Low impact diving training
In 1989, Buoyancy Training Systems International, a company based in Seattle, Washington, became the first organization in the world to create an internationally uniform, training and objective underwater test of skill specifically designed to reduce diver impact upon the marine environment. The curriculum and mobile practice venue, now known as the Diamond Reef System, used portable artificial reefs called ‘Diamond Reef Hover Stations' to raise the proficiency and awareness of divers at all stages of diver training including tropical resort acclimation dives. This program remains in use by dive operators world-wide including the U.S. Environmental Protection Agency and Dutch Springs, a commercial underwater recreation area in Bethlehem, Pennsylvania where divers can train and go on recreational dives.
The specific PADI Low Impact Diver training program takes 2 days and appears to be effective for a large range of pre-existing skill and certification levels. Similar training from other providers should have similar results. Many of the skills are included in technical diver training, particularly cave and wreck diving, where they are also important for safety.
Strategies for sustainable use management
Several methodologies have been developed with the intention of minimising the environmental impact of divers on coral reefs- Carrying capacity approach. where the number of divers is restricted. This also limits tourism income from the region. Sustainable diver carrying capacity is influenced by factors which vary between sites. These include coral morphology, presence of vulnerable species, environmental awareness and competence of the divers, presence of other stressors, size of the dive site, reef topography, and sea conditions. Continuous adjustment may be necessary to account for changes, unknowns and inaccurate models.
- Limits of acceptable change. This model uses quantitative limits on change defined in specific management objectives for a site using an established baseline. It does not handle natural variation well if this is unknown, and cannot distinguish between causes of change, some of which may be unrelated to diving. In some cases an undisturbed baseline may not be available.
- Percentile approach: This method considers a need for multiple reference sites and establishes trigger values quickly by comparing the extent of coral damage between dived sites and similar non-dived control sites. The trigger for management action is if the median abundance of damage to coral equals or exceeds the 80th percentile of damage at the reference sites.
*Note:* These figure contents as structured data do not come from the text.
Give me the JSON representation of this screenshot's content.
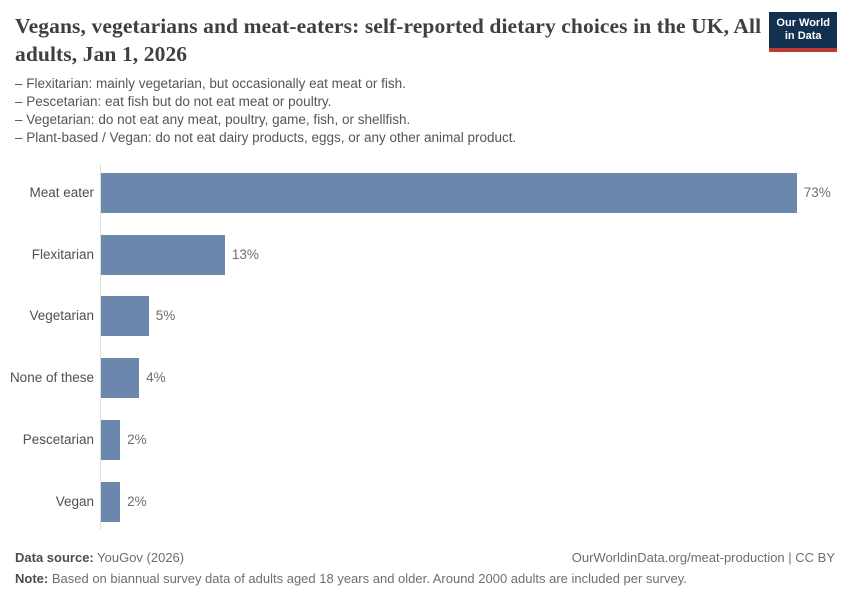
{
  "header": {
    "title": "Vegans, vegetarians and meat-eaters: self-reported dietary choices in the UK, All adults, Jan 1, 2026",
    "subtitle_lines": [
      "– Flexitarian: mainly vegetarian, but occasionally eat meat or fish.",
      "– Pescetarian: eat fish but do not eat meat or poultry.",
      "– Vegetarian: do not eat any meat, poultry, game, fish, or shellfish.",
      "– Plant-based / Vegan: do not eat dairy products, eggs, or any other animal product."
    ],
    "logo": {
      "line1": "Our World",
      "line2": "in Data"
    }
  },
  "chart_data": {
    "type": "bar",
    "orientation": "horizontal",
    "title": "Vegans, vegetarians and meat-eaters: self-reported dietary choices in the UK, All adults, Jan 1, 2026",
    "categories": [
      "Meat eater",
      "Flexitarian",
      "Vegetarian",
      "None of these",
      "Pescetarian",
      "Vegan"
    ],
    "values": [
      73,
      13,
      5,
      4,
      2,
      2
    ],
    "value_labels": [
      "73%",
      "13%",
      "5%",
      "4%",
      "2%",
      "2%"
    ],
    "unit": "%",
    "xlim": [
      0,
      78
    ],
    "grid": false,
    "legend": "none",
    "bar_color": "#6b87ae"
  },
  "footer": {
    "datasource_label": "Data source:",
    "datasource_value": "YouGov (2026)",
    "citation": "OurWorldinData.org/meat-production | CC BY",
    "note_label": "Note:",
    "note_value": "Based on biannual survey data of adults aged 18 years and older. Around 2000 adults are included per survey."
  },
  "colors": {
    "bar": "#6b87ae",
    "logo_background": "#12304f",
    "logo_accent": "#bc3a31",
    "axis_line": "#dddddd",
    "title_text": "#3f3f3f",
    "subtitle_text": "#555555",
    "footer_text": "#6e6e6e"
  }
}
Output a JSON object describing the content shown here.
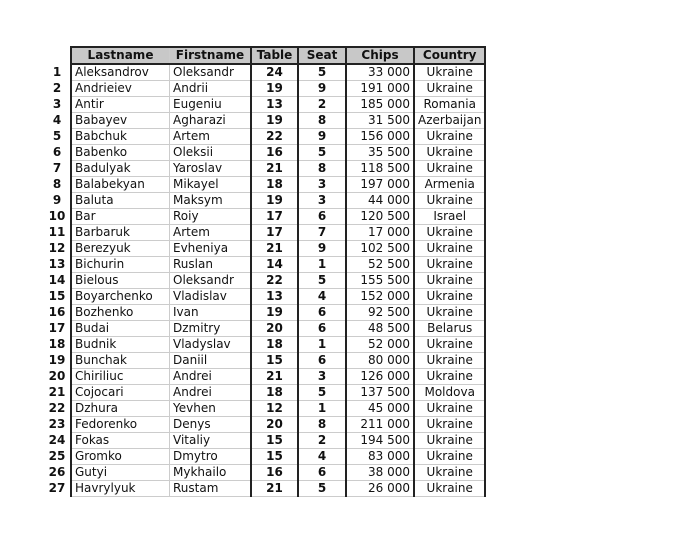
{
  "headers": {
    "lastname": "Lastname",
    "firstname": "Firstname",
    "table": "Table",
    "seat": "Seat",
    "chips": "Chips",
    "country": "Country"
  },
  "rows": [
    [
      "1",
      "Aleksandrov",
      "Oleksandr",
      "24",
      "5",
      "33 000",
      "Ukraine"
    ],
    [
      "2",
      "Andrieiev",
      "Andrii",
      "19",
      "9",
      "191 000",
      "Ukraine"
    ],
    [
      "3",
      "Antir",
      "Eugeniu",
      "13",
      "2",
      "185 000",
      "Romania"
    ],
    [
      "4",
      "Babayev",
      "Agharazi",
      "19",
      "8",
      "31 500",
      "Azerbaijan"
    ],
    [
      "5",
      "Babchuk",
      "Artem",
      "22",
      "9",
      "156 000",
      "Ukraine"
    ],
    [
      "6",
      "Babenko",
      "Oleksii",
      "16",
      "5",
      "35 500",
      "Ukraine"
    ],
    [
      "7",
      "Badulyak",
      "Yaroslav",
      "21",
      "8",
      "118 500",
      "Ukraine"
    ],
    [
      "8",
      "Balabekyan",
      "Mikayel",
      "18",
      "3",
      "197 000",
      "Armenia"
    ],
    [
      "9",
      "Baluta",
      "Maksym",
      "19",
      "3",
      "44 000",
      "Ukraine"
    ],
    [
      "10",
      "Bar",
      "Roiy",
      "17",
      "6",
      "120 500",
      "Israel"
    ],
    [
      "11",
      "Barbaruk",
      "Artem",
      "17",
      "7",
      "17 000",
      "Ukraine"
    ],
    [
      "12",
      "Berezyuk",
      "Evheniya",
      "21",
      "9",
      "102 500",
      "Ukraine"
    ],
    [
      "13",
      "Bichurin",
      "Ruslan",
      "14",
      "1",
      "52 500",
      "Ukraine"
    ],
    [
      "14",
      "Bielous",
      "Oleksandr",
      "22",
      "5",
      "155 500",
      "Ukraine"
    ],
    [
      "15",
      "Boyarchenko",
      "Vladislav",
      "13",
      "4",
      "152 000",
      "Ukraine"
    ],
    [
      "16",
      "Bozhenko",
      "Ivan",
      "19",
      "6",
      "92 500",
      "Ukraine"
    ],
    [
      "17",
      "Budai",
      "Dzmitry",
      "20",
      "6",
      "48 500",
      "Belarus"
    ],
    [
      "18",
      "Budnik",
      "Vladyslav",
      "18",
      "1",
      "52 000",
      "Ukraine"
    ],
    [
      "19",
      "Bunchak",
      "Daniil",
      "15",
      "6",
      "80 000",
      "Ukraine"
    ],
    [
      "20",
      "Chiriliuc",
      "Andrei",
      "21",
      "3",
      "126 000",
      "Ukraine"
    ],
    [
      "21",
      "Cojocari",
      "Andrei",
      "18",
      "5",
      "137 500",
      "Moldova"
    ],
    [
      "22",
      "Dzhura",
      "Yevhen",
      "12",
      "1",
      "45 000",
      "Ukraine"
    ],
    [
      "23",
      "Fedorenko",
      "Denys",
      "20",
      "8",
      "211 000",
      "Ukraine"
    ],
    [
      "24",
      "Fokas",
      "Vitaliy",
      "15",
      "2",
      "194 500",
      "Ukraine"
    ],
    [
      "25",
      "Gromko",
      "Dmytro",
      "15",
      "4",
      "83 000",
      "Ukraine"
    ],
    [
      "26",
      "Gutyi",
      "Mykhailo",
      "16",
      "6",
      "38 000",
      "Ukraine"
    ],
    [
      "27",
      "Havrylyuk",
      "Rustam",
      "21",
      "5",
      "26 000",
      "Ukraine"
    ]
  ]
}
Limitations to this system include sensitivity to initial conditions - it does not work well if the reference sites are already significantly degraded, permanent moorings tend to concentrate damage to the region near the mooring, it may pick up false positives from damage from non-diver causes, and it is sensitive to conditions at the control sites.
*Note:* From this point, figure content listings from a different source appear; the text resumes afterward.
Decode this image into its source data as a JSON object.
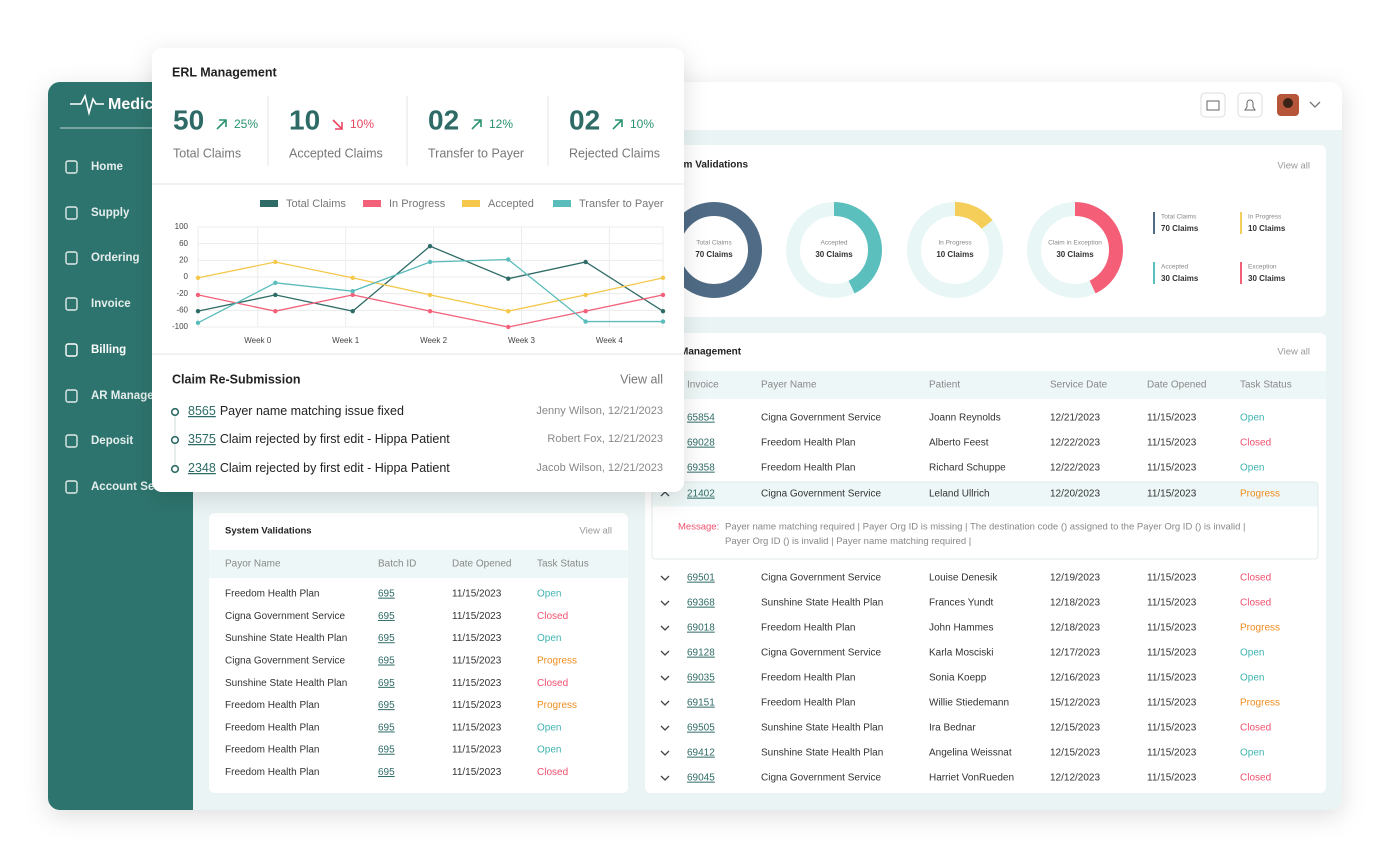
{
  "sidebar": {
    "logo": "Medic",
    "nav": [
      "Home",
      "Supply",
      "Ordering",
      "Invoice",
      "Billing",
      "AR Manage",
      "Deposit",
      "Account Se"
    ],
    "active": 4
  },
  "erl": {
    "title": "ERL Management",
    "stats": [
      {
        "value": "50",
        "change": "25%",
        "trend": "up",
        "label": "Total Claims"
      },
      {
        "value": "10",
        "change": "10%",
        "trend": "down",
        "label": "Accepted Claims"
      },
      {
        "value": "02",
        "change": "12%",
        "trend": "up",
        "label": "Transfer to Payer"
      },
      {
        "value": "02",
        "change": "10%",
        "trend": "up",
        "label": "Rejected Claims"
      }
    ]
  },
  "chart_data": {
    "type": "line",
    "x": [
      -0.68,
      0.2,
      1.08,
      1.96,
      2.85,
      3.73,
      4.61
    ],
    "xlim": [
      -0.68,
      4.61
    ],
    "xticks": [
      {
        "value": 0,
        "label": "Week 0"
      },
      {
        "value": 1,
        "label": "Week 1"
      },
      {
        "value": 2,
        "label": "Week 2"
      },
      {
        "value": 3,
        "label": "Week 3"
      },
      {
        "value": 4,
        "label": "Week 4"
      }
    ],
    "ylim": [
      -100,
      100
    ],
    "yticks": [
      100,
      60,
      20,
      0,
      -20,
      -60,
      -100
    ],
    "grid": true,
    "series": [
      {
        "name": "Total Claims",
        "color": "#2e6b66",
        "values": [
          -62,
          -23,
          -62,
          54,
          -2,
          18,
          -62
        ]
      },
      {
        "name": "In Progress",
        "color": "#f2607a",
        "values": [
          -23,
          -62,
          -23,
          -62,
          -100,
          -62,
          -23
        ]
      },
      {
        "name": "Accepted",
        "color": "#f5c84c",
        "values": [
          -1,
          18,
          -1,
          -23,
          -62,
          -23,
          -1
        ]
      },
      {
        "name": "Transfer to Payer",
        "color": "#5bbcbc",
        "values": [
          -90,
          -7,
          -17,
          18,
          22,
          -87,
          -87
        ]
      }
    ]
  },
  "resubmission": {
    "title": "Claim Re-Submission",
    "view_all": "View all",
    "items": [
      {
        "id": "8565",
        "text": "Payer name matching issue fixed",
        "meta": "Jenny Wilson, 12/21/2023"
      },
      {
        "id": "3575",
        "text": "Claim rejected by first edit - Hippa Patient",
        "meta": "Robert Fox, 12/21/2023"
      },
      {
        "id": "2348",
        "text": "Claim rejected by first edit - Hippa Patient",
        "meta": "Jacob Wilson, 12/21/2023"
      }
    ]
  },
  "validations": {
    "title": "em Validations",
    "view_all": "View all",
    "donuts": [
      {
        "label": "Total Claims",
        "value": 70,
        "value_label": "70 Claims",
        "color": "#4f6b85"
      },
      {
        "label": "Accepted",
        "value": 30,
        "value_label": "30 Claims",
        "color": "#5bbfbe"
      },
      {
        "label": "In Progress",
        "value": 10,
        "value_label": "10 Claims",
        "color": "#f5ce5a"
      },
      {
        "label": "Claim in Exception",
        "value": 30,
        "value_label": "30 Claims",
        "color": "#f45f77"
      }
    ],
    "legend": [
      {
        "label": "Total Claims",
        "text": "70 Claims",
        "color": "#4f6b85"
      },
      {
        "label": "In Progress",
        "text": "10 Claims",
        "color": "#f5ce5a"
      },
      {
        "label": "Accepted",
        "text": "30 Claims",
        "color": "#5bbfbe"
      },
      {
        "label": "Exception",
        "text": "30 Claims",
        "color": "#f45f77"
      }
    ]
  },
  "status_colors": {
    "Open": "#3fb3b0",
    "Closed": "#f0506e",
    "Progress": "#f08c1e"
  },
  "management": {
    "title": "Management",
    "view_all": "View all",
    "columns": [
      "Invoice",
      "Payer Name",
      "Patient",
      "Service Date",
      "Date Opened",
      "Task Status"
    ],
    "expanded_row": 3,
    "message_label": "Message:",
    "message": [
      "Payer name matching required | Payer Org ID is missing | The destination code () assigned to the Payer Org ID () is invalid |",
      "Payer Org ID () is invalid | Payer name matching required |"
    ],
    "rows": [
      [
        "65854",
        "Cigna Government Service",
        "Joann Reynolds",
        "12/21/2023",
        "11/15/2023",
        "Open"
      ],
      [
        "69028",
        "Freedom Health Plan",
        "Alberto Feest",
        "12/22/2023",
        "11/15/2023",
        "Closed"
      ],
      [
        "69358",
        "Freedom Health Plan",
        "Richard Schuppe",
        "12/22/2023",
        "11/15/2023",
        "Open"
      ],
      [
        "21402",
        "Cigna Government Service",
        "Leland Ullrich",
        "12/20/2023",
        "11/15/2023",
        "Progress"
      ],
      [
        "69501",
        "Cigna Government Service",
        "Louise Denesik",
        "12/19/2023",
        "11/15/2023",
        "Closed"
      ],
      [
        "69368",
        "Sunshine State Health Plan",
        "Frances Yundt",
        "12/18/2023",
        "11/15/2023",
        "Closed"
      ],
      [
        "69018",
        "Freedom Health Plan",
        "John Hammes",
        "12/18/2023",
        "11/15/2023",
        "Progress"
      ],
      [
        "69128",
        "Cigna Government Service",
        "Karla Mosciski",
        "12/17/2023",
        "11/15/2023",
        "Open"
      ],
      [
        "69035",
        "Freedom Health Plan",
        "Sonia Koepp",
        "12/16/2023",
        "11/15/2023",
        "Open"
      ],
      [
        "69151",
        "Freedom Health Plan",
        "Willie Stiedemann",
        "15/12/2023",
        "11/15/2023",
        "Progress"
      ],
      [
        "69505",
        "Sunshine State Health Plan",
        "Ira Bednar",
        "12/15/2023",
        "11/15/2023",
        "Closed"
      ],
      [
        "69412",
        "Sunshine State Health Plan",
        "Angelina Weissnat",
        "12/15/2023",
        "11/15/2023",
        "Open"
      ],
      [
        "69045",
        "Cigna Government Service",
        "Harriet VonRueden",
        "12/12/2023",
        "11/15/2023",
        "Closed"
      ]
    ]
  },
  "system_validations": {
    "title": "System Validations",
    "view_all": "View all",
    "columns": [
      "Payor Name",
      "Batch ID",
      "Date Opened",
      "Task Status"
    ],
    "rows": [
      [
        "Freedom Health Plan",
        "695",
        "11/15/2023",
        "Open"
      ],
      [
        "Cigna Government Service",
        "695",
        "11/15/2023",
        "Closed"
      ],
      [
        "Sunshine State Health Plan",
        "695",
        "11/15/2023",
        "Open"
      ],
      [
        "Cigna Government Service",
        "695",
        "11/15/2023",
        "Progress"
      ],
      [
        "Sunshine State Health Plan",
        "695",
        "11/15/2023",
        "Closed"
      ],
      [
        "Freedom Health Plan",
        "695",
        "11/15/2023",
        "Progress"
      ],
      [
        "Freedom Health Plan",
        "695",
        "11/15/2023",
        "Open"
      ],
      [
        "Freedom Health Plan",
        "695",
        "11/15/2023",
        "Open"
      ],
      [
        "Freedom Health Plan",
        "695",
        "11/15/2023",
        "Closed"
      ]
    ]
  }
}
- Restricting recreational divers to delimited locations, which usually concentrates divers and damage along diving trails. This creates paths of degraded reef through the more pristine areas, and will cause customer dissatisfaction as the trail degrades further.
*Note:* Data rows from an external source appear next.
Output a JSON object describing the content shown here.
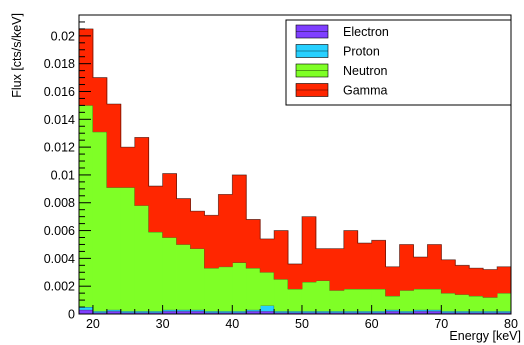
{
  "chart_data": {
    "type": "area",
    "title": "",
    "xlabel": "Energy [keV]",
    "ylabel": "Flux [cts/s/keV]",
    "xlim": [
      18,
      80
    ],
    "ylim": [
      0,
      0.0215
    ],
    "stacked": true,
    "histogram": true,
    "bin_width": 2,
    "x": [
      18,
      20,
      22,
      24,
      26,
      28,
      30,
      32,
      34,
      36,
      38,
      40,
      42,
      44,
      46,
      48,
      50,
      52,
      54,
      56,
      58,
      60,
      62,
      64,
      66,
      68,
      70,
      72,
      74,
      76,
      78
    ],
    "x_ticks": [
      20,
      30,
      40,
      50,
      60,
      70,
      80
    ],
    "y_ticks": [
      0,
      0.002,
      0.004,
      0.006,
      0.008,
      0.01,
      0.012,
      0.014,
      0.016,
      0.018,
      0.02
    ],
    "y_tick_labels": [
      "0",
      "0.002",
      "0.004",
      "0.006",
      "0.008",
      "0.01",
      "0.012",
      "0.014",
      "0.016",
      "0.018",
      "0.02"
    ],
    "series": [
      {
        "name": "Electron",
        "color": "#7f3fff",
        "values": [
          0.0003,
          0.0001,
          0.0002,
          0.0001,
          0.0001,
          0.0001,
          0.0002,
          0.0002,
          0.0002,
          0.0001,
          0.0001,
          0.0001,
          0.0002,
          0.0002,
          0.0001,
          0.0001,
          0.0001,
          0.0001,
          0.0001,
          0.0001,
          0.0001,
          0.0001,
          0.0002,
          0.0001,
          0.0002,
          0.0002,
          0.0001,
          0.0001,
          0.0001,
          0.0001,
          0.0001
        ]
      },
      {
        "name": "Proton",
        "color": "#26d0ff",
        "values": [
          0.0002,
          0.0001,
          0.0001,
          0.0001,
          0.0001,
          0.0001,
          0.0001,
          0.0001,
          0.0001,
          0.0001,
          0.0001,
          0.0001,
          0.0001,
          0.0004,
          0.0001,
          0.0001,
          0.0001,
          0.0001,
          0.0001,
          0.0001,
          0.0001,
          0.0001,
          0.0001,
          0.0001,
          0.0001,
          0.0001,
          0.0001,
          0.0001,
          0.0001,
          0.0001,
          0.0001
        ]
      },
      {
        "name": "Neutron",
        "color": "#7fff26",
        "values": [
          0.0145,
          0.0129,
          0.0088,
          0.0089,
          0.0076,
          0.0057,
          0.0052,
          0.0047,
          0.0044,
          0.0031,
          0.0032,
          0.0035,
          0.003,
          0.0024,
          0.0023,
          0.0016,
          0.0021,
          0.0022,
          0.0015,
          0.0016,
          0.0016,
          0.0016,
          0.001,
          0.0015,
          0.0015,
          0.0015,
          0.0013,
          0.0012,
          0.0011,
          0.001,
          0.0013
        ]
      },
      {
        "name": "Gamma",
        "color": "#ff2600",
        "values": [
          0.0055,
          0.0039,
          0.006,
          0.0029,
          0.0049,
          0.0033,
          0.0046,
          0.0033,
          0.0027,
          0.0038,
          0.0052,
          0.0063,
          0.0035,
          0.0024,
          0.0035,
          0.0018,
          0.0047,
          0.0023,
          0.003,
          0.0042,
          0.0033,
          0.0035,
          0.0021,
          0.0033,
          0.0023,
          0.0032,
          0.0024,
          0.0021,
          0.002,
          0.002,
          0.0019
        ]
      }
    ],
    "legend": {
      "placement": "top-right",
      "entries": [
        "Electron",
        "Proton",
        "Neutron",
        "Gamma"
      ]
    }
  }
}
- Regulating the type of diving equipment allowed, generally accessories which are thought to increase reef contacts, such as gloves and cameras. These restrictions are understandably unpopular with photographers, and may be applied to both divers who manage to avoid contact and those who do not.
- Changing the methods by which the industry provides services: Closer supervision and intervention by dive guides can reduce diver contact rates where the divers are sufficiently skilled to modify their behaviour during the dive. It does not address basic incompetence, which is common. A pre-dive briefing on responsible behaviour, regulations and environmental values can reduce the rate of diver impacts where the divers are sufficiently competent to avoid contact. Experience was not found to be a strong indicator of competence. More effective interventions occur when the ratio of divers to guide is low.